Self-contained and offline. Direct-flash delivery vehicle.

**Server image, x86_64 (`server-x86`).** Installable disk image that,
when written to a host's disk and booted, runs the bty provisioning
server (`bty-web`, the iPXE/TFTP/HTTP services that PXE clients chain
through, the network-flash live environment those clients boot into,
and a storage layout for the image library). One artifact, ready to
serve a fleet.

**Server image, Raspberry Pi 4 / 5 (`server-rpi`).** Same appliance
role, delivered as an SD-card image for arm64. Built by mounting the
upstream Raspberry Pi OS Lite image and customising it in a
`qemu-aarch64-static` chroot. Operator `dd`'s the resulting `.img.zst`
to an SD card and boots a Pi 4 or Pi 5; first-boot ends at the same
`bty / bty` credential as the x86 server image.

**Network-flash live env (`live-x86`).** Kernel + initrd + squashfs
trio that PXE clients chain into. Built via Debian's `live-build`. The
chroot ships a `bty-flash-on-boot.service` oneshot that reads its
assignment from `/proc/cmdline`, downloads the assigned image, runs
`bty flash`, signals completion, and reboots.

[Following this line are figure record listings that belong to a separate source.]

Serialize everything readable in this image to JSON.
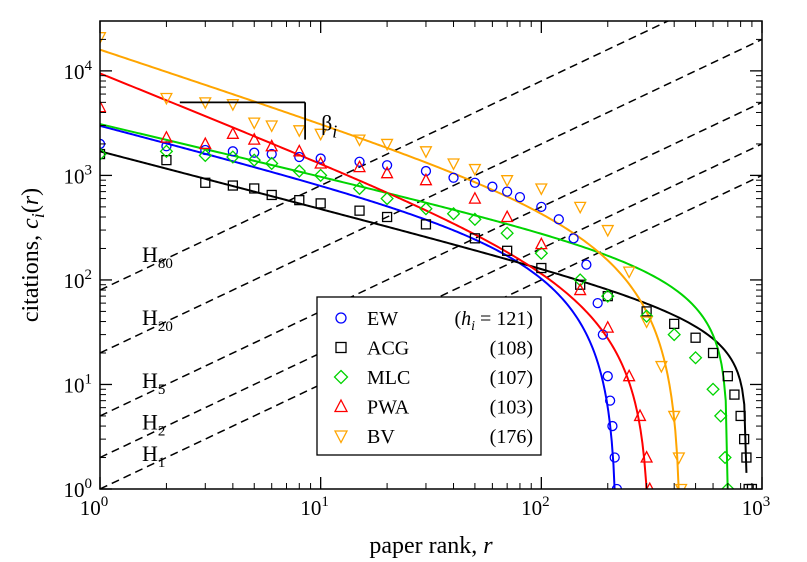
{
  "chart_data": {
    "type": "scatter",
    "xscale": "log",
    "yscale": "log",
    "xlim": [
      1,
      1000
    ],
    "ylim": [
      1,
      30000
    ],
    "grid": false,
    "legend_position": "center-right",
    "xlabel": "paper rank, r",
    "ylabel": "citations, c_i(r)",
    "x_ticks": [
      {
        "value": 1,
        "base": "10",
        "exp": "0"
      },
      {
        "value": 10,
        "base": "10",
        "exp": "1"
      },
      {
        "value": 100,
        "base": "10",
        "exp": "2"
      },
      {
        "value": 1000,
        "base": "10",
        "exp": "3"
      }
    ],
    "y_ticks": [
      {
        "value": 1,
        "base": "10",
        "exp": "0"
      },
      {
        "value": 10,
        "base": "10",
        "exp": "1"
      },
      {
        "value": 100,
        "base": "10",
        "exp": "2"
      },
      {
        "value": 1000,
        "base": "10",
        "exp": "3"
      },
      {
        "value": 10000,
        "base": "10",
        "exp": "4"
      }
    ],
    "legend_header": "(h_i = 121)",
    "series": [
      {
        "name": "EW",
        "h": "121",
        "marker": "circle",
        "color": "#0000ff",
        "beta": 0.55,
        "fit_c0": 3000,
        "fit_N": 220,
        "fit_exp": 1.4,
        "points": [
          [
            1,
            2000
          ],
          [
            2,
            1900
          ],
          [
            3,
            1750
          ],
          [
            4,
            1700
          ],
          [
            5,
            1650
          ],
          [
            6,
            1600
          ],
          [
            8,
            1500
          ],
          [
            10,
            1450
          ],
          [
            15,
            1350
          ],
          [
            20,
            1250
          ],
          [
            30,
            1100
          ],
          [
            40,
            950
          ],
          [
            50,
            850
          ],
          [
            60,
            780
          ],
          [
            70,
            700
          ],
          [
            80,
            620
          ],
          [
            100,
            500
          ],
          [
            120,
            380
          ],
          [
            140,
            250
          ],
          [
            160,
            140
          ],
          [
            180,
            60
          ],
          [
            190,
            30
          ],
          [
            200,
            12
          ],
          [
            205,
            7
          ],
          [
            210,
            4
          ],
          [
            215,
            2
          ],
          [
            220,
            1
          ]
        ]
      },
      {
        "name": "ACG",
        "h": "108",
        "marker": "square",
        "color": "#000000",
        "beta": 0.55,
        "fit_c0": 1700,
        "fit_N": 850,
        "fit_exp": 0.5,
        "points": [
          [
            1,
            1600
          ],
          [
            2,
            1400
          ],
          [
            3,
            850
          ],
          [
            4,
            800
          ],
          [
            5,
            750
          ],
          [
            6,
            650
          ],
          [
            8,
            580
          ],
          [
            10,
            540
          ],
          [
            15,
            460
          ],
          [
            20,
            400
          ],
          [
            30,
            340
          ],
          [
            50,
            250
          ],
          [
            70,
            190
          ],
          [
            100,
            130
          ],
          [
            150,
            90
          ],
          [
            200,
            70
          ],
          [
            300,
            50
          ],
          [
            400,
            38
          ],
          [
            500,
            28
          ],
          [
            600,
            20
          ],
          [
            700,
            12
          ],
          [
            750,
            8
          ],
          [
            800,
            5
          ],
          [
            830,
            3
          ],
          [
            850,
            2
          ],
          [
            870,
            1
          ],
          [
            900,
            1
          ]
        ]
      },
      {
        "name": "MLC",
        "h": "107",
        "marker": "diamond",
        "color": "#00d400",
        "beta": 0.5,
        "fit_c0": 3100,
        "fit_N": 700,
        "fit_exp": 0.75,
        "points": [
          [
            1,
            1600
          ],
          [
            2,
            1700
          ],
          [
            3,
            1550
          ],
          [
            4,
            1500
          ],
          [
            5,
            1400
          ],
          [
            6,
            1300
          ],
          [
            8,
            1100
          ],
          [
            10,
            1000
          ],
          [
            15,
            750
          ],
          [
            20,
            600
          ],
          [
            30,
            480
          ],
          [
            40,
            430
          ],
          [
            50,
            380
          ],
          [
            70,
            280
          ],
          [
            100,
            180
          ],
          [
            150,
            100
          ],
          [
            200,
            70
          ],
          [
            300,
            45
          ],
          [
            400,
            30
          ],
          [
            500,
            18
          ],
          [
            600,
            9
          ],
          [
            650,
            5
          ],
          [
            680,
            2
          ],
          [
            700,
            1
          ]
        ]
      },
      {
        "name": "PWA",
        "h": "103",
        "marker": "triangle-up",
        "color": "#ff0000",
        "beta": 0.85,
        "fit_c0": 9500,
        "fit_N": 310,
        "fit_exp": 1.3,
        "points": [
          [
            1,
            4500
          ],
          [
            2,
            2300
          ],
          [
            3,
            2000
          ],
          [
            4,
            2500
          ],
          [
            5,
            2200
          ],
          [
            6,
            1900
          ],
          [
            8,
            1700
          ],
          [
            10,
            1300
          ],
          [
            15,
            1200
          ],
          [
            20,
            1050
          ],
          [
            30,
            900
          ],
          [
            50,
            600
          ],
          [
            70,
            400
          ],
          [
            100,
            220
          ],
          [
            150,
            80
          ],
          [
            200,
            35
          ],
          [
            250,
            12
          ],
          [
            280,
            5
          ],
          [
            300,
            2
          ],
          [
            310,
            1
          ]
        ]
      },
      {
        "name": "BV",
        "h": "176",
        "marker": "triangle-down",
        "color": "#ffa500",
        "beta": 0.7,
        "fit_c0": 16000,
        "fit_N": 430,
        "fit_exp": 1.5,
        "points": [
          [
            1,
            21000
          ],
          [
            2,
            5500
          ],
          [
            3,
            5000
          ],
          [
            4,
            4800
          ],
          [
            5,
            3200
          ],
          [
            6,
            3000
          ],
          [
            8,
            2700
          ],
          [
            10,
            2500
          ],
          [
            15,
            2200
          ],
          [
            20,
            2000
          ],
          [
            30,
            1700
          ],
          [
            40,
            1300
          ],
          [
            50,
            1150
          ],
          [
            70,
            900
          ],
          [
            100,
            750
          ],
          [
            150,
            500
          ],
          [
            200,
            300
          ],
          [
            250,
            120
          ],
          [
            300,
            40
          ],
          [
            350,
            15
          ],
          [
            400,
            5
          ],
          [
            420,
            2
          ],
          [
            430,
            1
          ]
        ]
      }
    ],
    "h_lines": [
      {
        "label_main": "H",
        "label_sub": "80",
        "multiplier": 80
      },
      {
        "label_main": "H",
        "label_sub": "20",
        "multiplier": 20
      },
      {
        "label_main": "H",
        "label_sub": "5",
        "multiplier": 5
      },
      {
        "label_main": "H",
        "label_sub": "2",
        "multiplier": 2
      },
      {
        "label_main": "H",
        "label_sub": "1",
        "multiplier": 1
      }
    ],
    "beta_label": "β_i",
    "slope_bracket": {
      "x_start": 2.3,
      "x_end": 8.5,
      "y_top": 5000,
      "y_bottom": 2200
    }
  }
}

The intended operator experience is appliance-grade:

1. `dd` (or `bty flash`) the image onto the server host's disk (or SD
   card, for the Pi variant).
2. Boot. Network comes up via DHCP; the appliance auto-starts
   `bty-web` on `:8080` with a default `bty / bty` credential and an
   `odus` admin user with passwordless sudo.
3. SSH in once to rotate the password (`sudo passwd bty`) and then
   open `/ui/login` in a browser.
4. The Settings page activates the dnsmasq proxy-DHCP block when
   you're ready to start serving PXE; everything else (machine
   assignments, image catalog, boot artifacts) is browser-driven from
   that point on.

*Hardware targets.* `server-x86` runs on any amd64 box that boots a
Debian cloud image: older Intel NUCs, discarded 1U servers, recent
GMKtec mini-PCs. The same artifact also boots as a VM disk.
`server-rpi` targets the 64-bit Raspberry Pis (4 and 5); both boot the
SD-card image natively.

## CIJOE provisioning modes

`cijoe` runs in one of two execution modes depending on the deployment
vehicle:

- **Offline (USB live).** The workflow runs from the live environment
  after the flash, against the freshly-written filesystem (mount, edit,
  unmount), before the target reboots. Customisation is constrained to
  what is possible by manipulating the filesystem from the outside.
- **Online (PXE / server).** After the target first-boots into its own
  OS, `bty-web` triggers a CIJOE workflow against the running machine
  and records the post-workflow state as that machine's known-good
  baseline. The server - not the image - becomes the source of truth
  for "what this box is supposed to look like."